Больше никаких неожиданностей не было. Но внося в блокноте число заключённых, отправленных на работы, гауптман почему-то все время вспоминал пожилого цыгана, крепко спящего в тёмной глубине пустого помещения.
Дорога от административного корпуса до офицерской казармы, в которой жил гауптман, пролегала мимо бараков. Возвращаясь со службы после захода солнца, Шелленберг инстинктивно старался побыстрее миновать быстро прячущиеся в наплывавшую ночную тень приземистые сооружения.
Ближайшим к казарме оказался барак номер 52, тот самый, в котором гауптман обнаружил утром спящего цыгана. Шелленберг, впрочем, думал совсем не об этом, когда неожиданно услышал из темноты: «Гауптман Шелленберг!»
Поначалу он решил, что его окликнул часовой.
— В чём дело? — спросил он, всматриваясь в темноту. — Кто здесь?
— Нас не представили друг другу…
Шелленберг шагнул вперед и тут же отступил, разглядев униформу заключённого.
— Почему вы не в бараке? Я вызову охрану!
Мужчина вышел навстречу гауптману, так что лунный свет упал на его лицо.
— Я не причиню вам беспокойства, — он тихо засмеялся. — Пока.
— У вас индивидуальное задание?
— Именно так.
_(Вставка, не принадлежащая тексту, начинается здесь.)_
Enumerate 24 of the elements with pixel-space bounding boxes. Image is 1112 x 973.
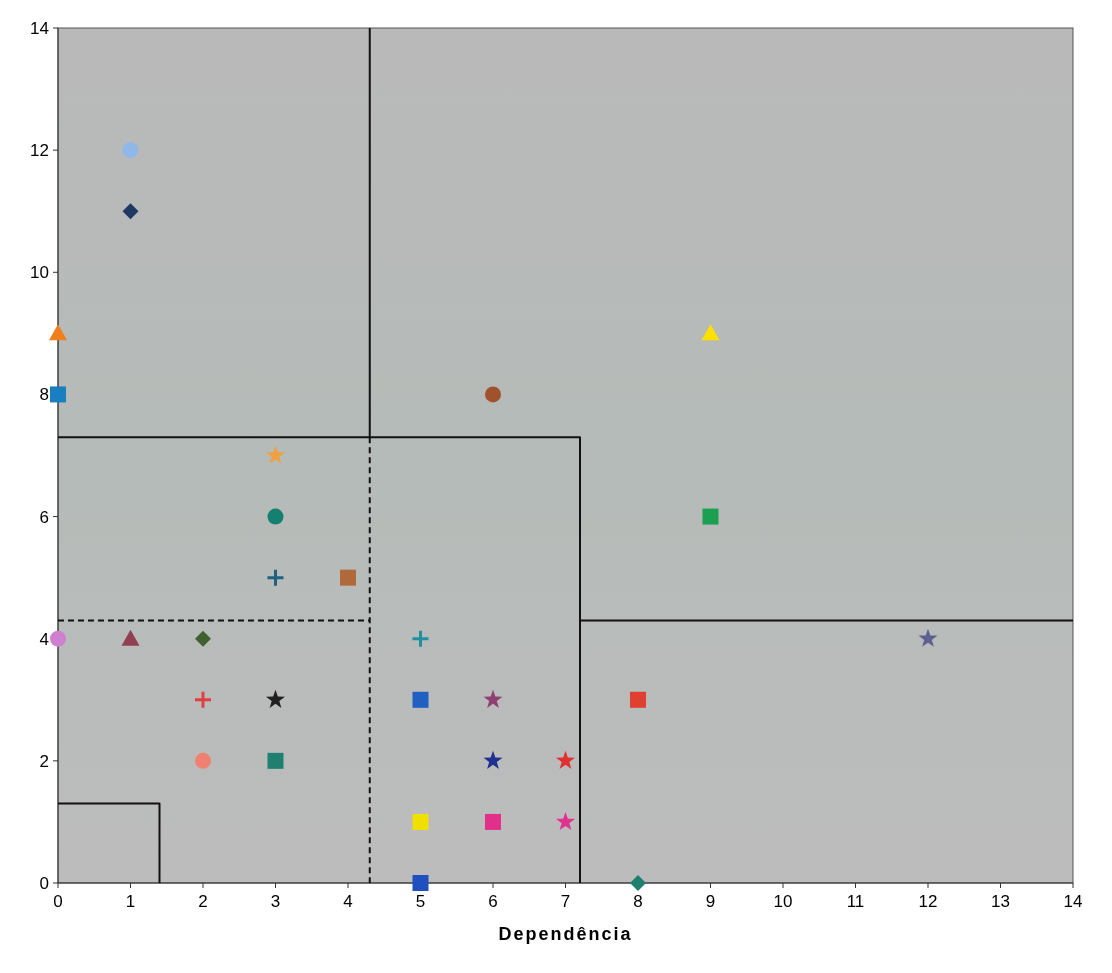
y-tick-label: 4 (39, 629, 49, 649)
y-tick-label: 10 (30, 263, 49, 283)
x-tick-label: 0 (53, 892, 63, 911)
x-tick-label: 4 (343, 892, 353, 911)
x-tick-label: 2 (198, 892, 208, 911)
x-tick-label: 12 (918, 892, 938, 911)
x-tick-label: 13 (991, 892, 1010, 911)
x-tick-label: 1 (125, 892, 136, 911)
y-tick-label: 0 (39, 874, 49, 893)
y-tick-label: 6 (39, 507, 49, 527)
x-axis-title: Dependência (498, 924, 633, 944)
x-tick-label: 3 (270, 892, 281, 911)
x-tick-label: 9 (705, 892, 716, 911)
x-tick-label: 6 (488, 892, 498, 911)
x-tick-label: 8 (633, 892, 643, 911)
x-tick-label: 7 (560, 892, 571, 911)
y-tick-label: 8 (39, 385, 49, 405)
y-tick-label: 2 (39, 751, 49, 771)
x-tick-label: 5 (415, 892, 426, 911)
y-tick-label: 14 (30, 19, 49, 38)
x-tick-label: 14 (1063, 892, 1083, 911)
y-tick-label: 12 (30, 141, 49, 161)
x-tick-label: 10 (773, 892, 793, 911)
x-tick-label: 11 (846, 892, 865, 911)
У меня особое задание. Я его выполню и вернусь в барак.
Шелленберг узнал в стоявшем перед ним человеке того самого больного из барака 52. Сейчас цыган выглядел вполне здоровым.
— Влад Цепеш? Кажется, так вас зовут? Рад, что вы поправились. Надеюсь увидеть вас завтра в рабочей группе, среди прочих.
— Я работаю только по ночам, гауптман. Солнечный свет мне вреден.
Шелленберг не мог объяснить, почему молча проглотил это заявление. Он смутно ощущал странную, сверхъестественную силу, исходившую от старого цыгана.